The modern mobile phone is chock full of sensors: accelerometers, GPS, microphones, cameras, altimeters, barometers, temperature - and more every year. Mobiles can see lots of things we can't, and give us new senses.

Lots of approaches to augmenting our senses are visual: the cliché of Augmented Reality apps is a camera's-eye view of the world with graphics overlaid. But at the same time, we're also easily distracted visually: interfaces that demand our attention can be counterproductive in some circumstances. Sometimes this happens to amusing effect: Microsoft riffed on it nicely in some recent advertising, and I love that the Geocaching have appropriated this problem with their hobby and stuck it on a T-shirt; but the consequences of distraction when you're driving really aren't funny.

The good news is that we're quite good at listening to things without getting distracted: the cocktail party effect demonstrates our ability to pay attention without conscious effort, and we consider the radio to be a standard part of a car. Plus it's considered entirely normal to walk around a city listening to music, nowadays: you'll get a few funny looks if you're glued to a phone screen, but white headphones are more than tolerated, they're a fashion statement.

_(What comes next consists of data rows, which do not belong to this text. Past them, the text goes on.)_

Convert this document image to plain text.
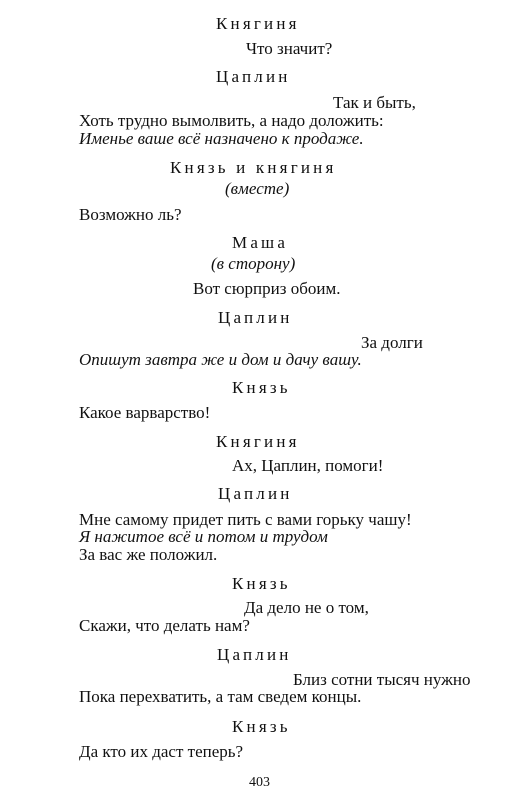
Княгиня
Что значит?
Цаплин
Так и быть,
Хоть трудно вымолвить, а надо доложить:
Именье ваше всё назначено к продаже.
Князь и княгиня
(вместе)
Возможно ль?
Маша
(в сторону)
Вот сюрприз обоим.
Цаплин
За долги
Опишут завтра же и дом и дачу вашу.
Князь
Какое варварство!
Княгиня
Ах, Цаплин, помоги!
Цаплин
Мне самому придет пить с вами горьку чашу!
Я нажитое всё и потом и трудом
За вас же положил.
Князь
Да дело не о том,
Скажи, что делать нам?
Цаплин
Близ сотни тысяч нужно
Пока перехватить, а там сведем концы.
Князь
Да кто их даст теперь?
403
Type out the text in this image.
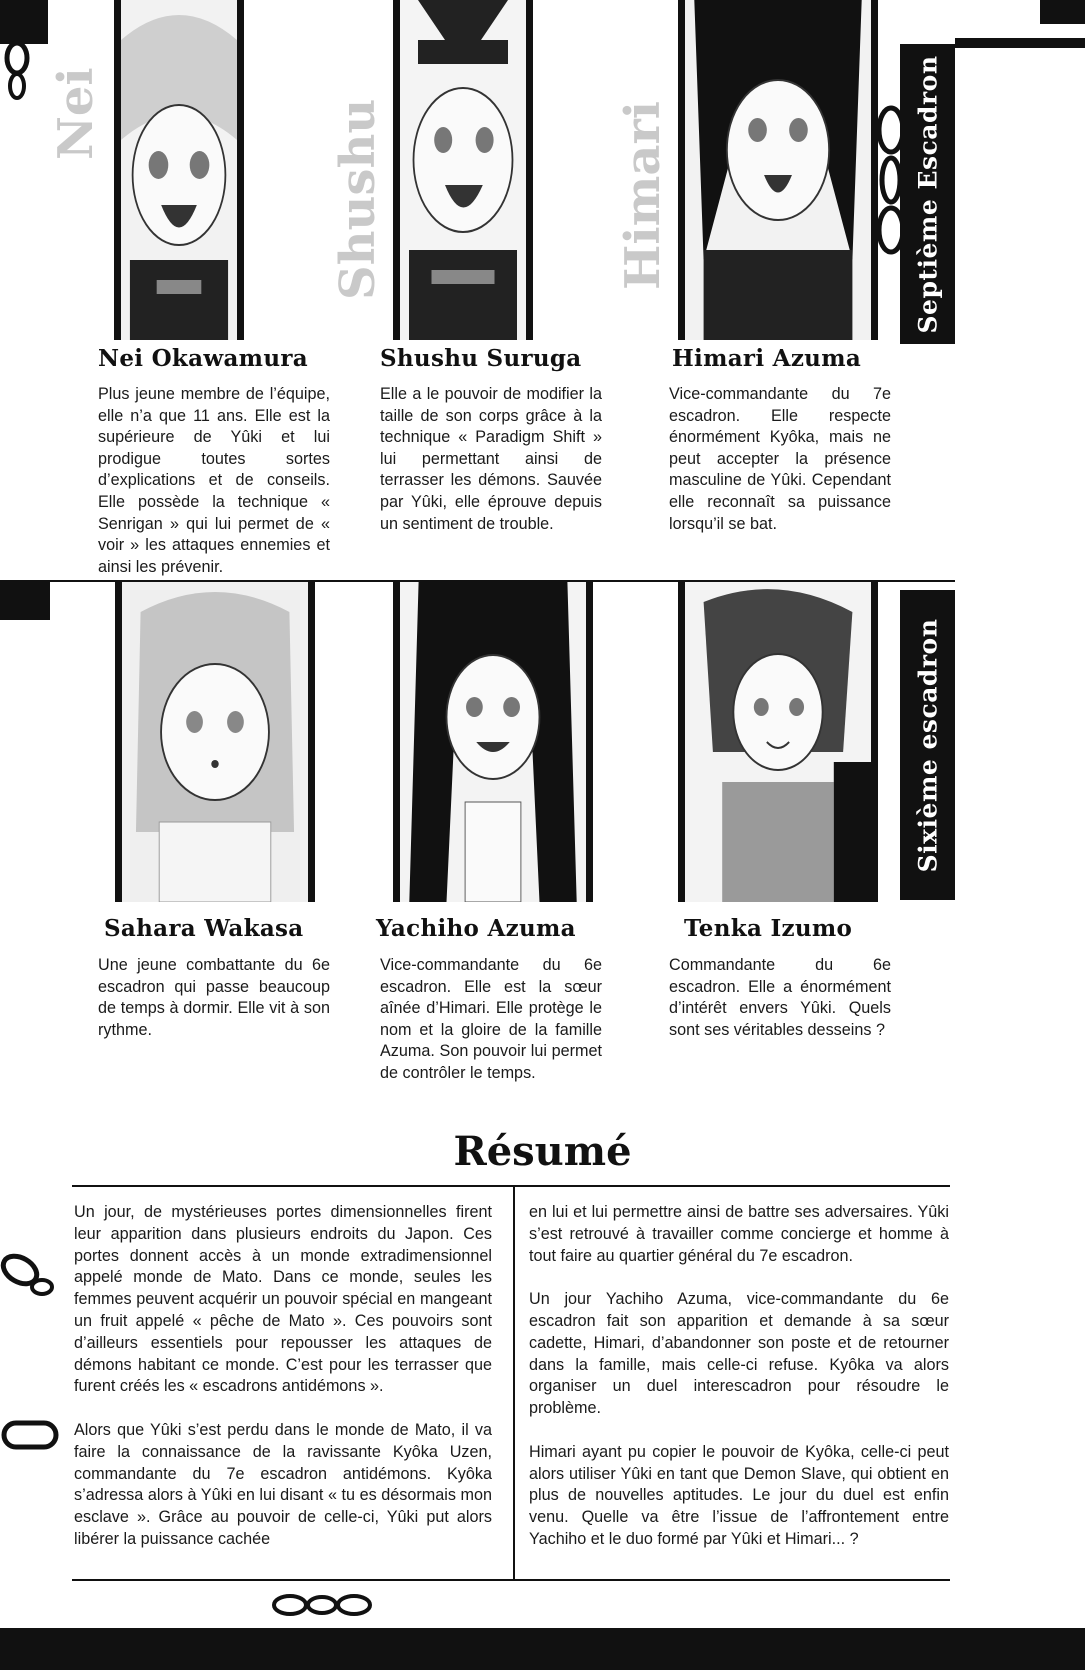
Septième Escadron
Sixième escadron
Nei	Shushu	Himari
Nei Okawamura	Shushu Suruga	Himari Azuma
Plus jeune membre de l’équipe, elle n’a que 11 ans. Elle est la supérieure de Yûki et lui prodigue toutes sortes d’explications et de conseils. Elle possède la technique « Senrigan » qui lui permet de « voir » les attaques ennemies et ainsi les prévenir.
Elle a le pouvoir de modifier la taille de son corps grâce à la technique « Paradigm Shift » lui permettant ainsi de terrasser les démons. Sauvée par Yûki, elle éprouve depuis un sentiment de trouble.
Vice-commandante du 7e escadron. Elle respecte énormément Kyôka, mais ne peut accepter la présence masculine de Yûki. Cependant elle reconnaît sa puissance lorsqu’il se bat.
Sahara Wakasa	Yachiho Azuma	Tenka Izumo
Une jeune combattante du 6e escadron qui passe beaucoup de temps à dormir. Elle vit à son rythme.
Vice-commandante du 6e escadron. Elle est la sœur aînée d’Himari. Elle protège le nom et la gloire de la famille Azuma. Son pouvoir lui permet de contrôler le temps.
Commandante du 6e escadron. Elle a énormément d’intérêt envers Yûki. Quels sont ses véritables desseins ?
Résumé

Un jour, de mystérieuses portes dimensionnelles firent leur apparition dans plusieurs endroits du Japon. Ces portes donnent accès à un monde extradimensionnel appelé monde de Mato. Dans ce monde, seules les femmes peuvent acquérir un pouvoir spécial en mangeant un fruit appelé « pêche de Mato ». Ces pouvoirs sont d’ailleurs essentiels pour repousser les attaques de démons habitant ce monde. C’est pour les terrasser que furent créés les « escadrons antidémons ».

Alors que Yûki s’est perdu dans le monde de Mato, il va faire la connaissance de la ravissante Kyôka Uzen, commandante du 7e escadron antidémons. Kyôka s’adressa alors à Yûki en lui disant « tu es désormais mon esclave ». Grâce au pouvoir de celle-ci, Yûki put alors libérer la puissance cachée

en lui et lui permettre ainsi de battre ses adversaires. Yûki s’est retrouvé à travailler comme concierge et homme à tout faire au quartier général du 7e escadron.

Un jour Yachiho Azuma, vice-commandante du 6e escadron fait son apparition et demande à sa sœur cadette, Himari, d’abandonner son poste et de retourner dans la famille, mais celle-ci refuse. Kyôka va alors organiser un duel interescadron pour résoudre le problème.

Himari ayant pu copier le pouvoir de Kyôka, celle-ci peut alors utiliser Yûki en tant que Demon Slave, qui obtient en plus de nouvelles aptitudes. Le jour du duel est enfin venu. Quelle va être l’issue de l’affrontement entre Yachiho et le duo formé par Yûki et Himari... ?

I loved the work that BERG and Timo Arnall did with light paintings and wi-fi signals, and have been wanting to play with something similar for a little while. So at OverTheAir a few of us played with generating reggae from ambient signals, including Wi-fi; but we failed to get the Rasta Far Eye (as it was dubbed, in homage to The Great Upsetter) complete in time for the demos. This was all the more frustrating for my wanting a tool like this for my own use over the weekend, as I wandered around the beautiful Bletchley site trying to find somewhere with good connectivity to park myself.

So at the Power of Minds hack day being run by Rewired State this weekend, I gave it another go - constraining myself to watching wi-fi signals only, and regretfully dropping the reggae aspect of the original. It's an Android app which can look either for any open wi-fi networks, or track a specific network, and plays loops of music which get stronger and more percussive as the strength of the network you're looking for increases... or fade out into the background as your connectivity weakens.

I'm going to have a play with it over the next few days, try using it around town or on campus, and see if it's actually useful.

I think this class of thing might be handy for in-car usage, where attention should be carefully rationed - perhaps in this case tracking GSM signal strength would be more useful. When I last drove regularly I had a few occasions when I wanted to find an area of good mobile reception to make an important phone call, and this would help.

It's also occurred to me that most of the sound that phones pump out today is designed to alert the owner across a room - i.e. to stand out, be a little bit piercing, wake you up, or annoy. Once you're designing audio for ambient consumption or headphone use, I wonder if you'll need different sorts of sound? More research needed.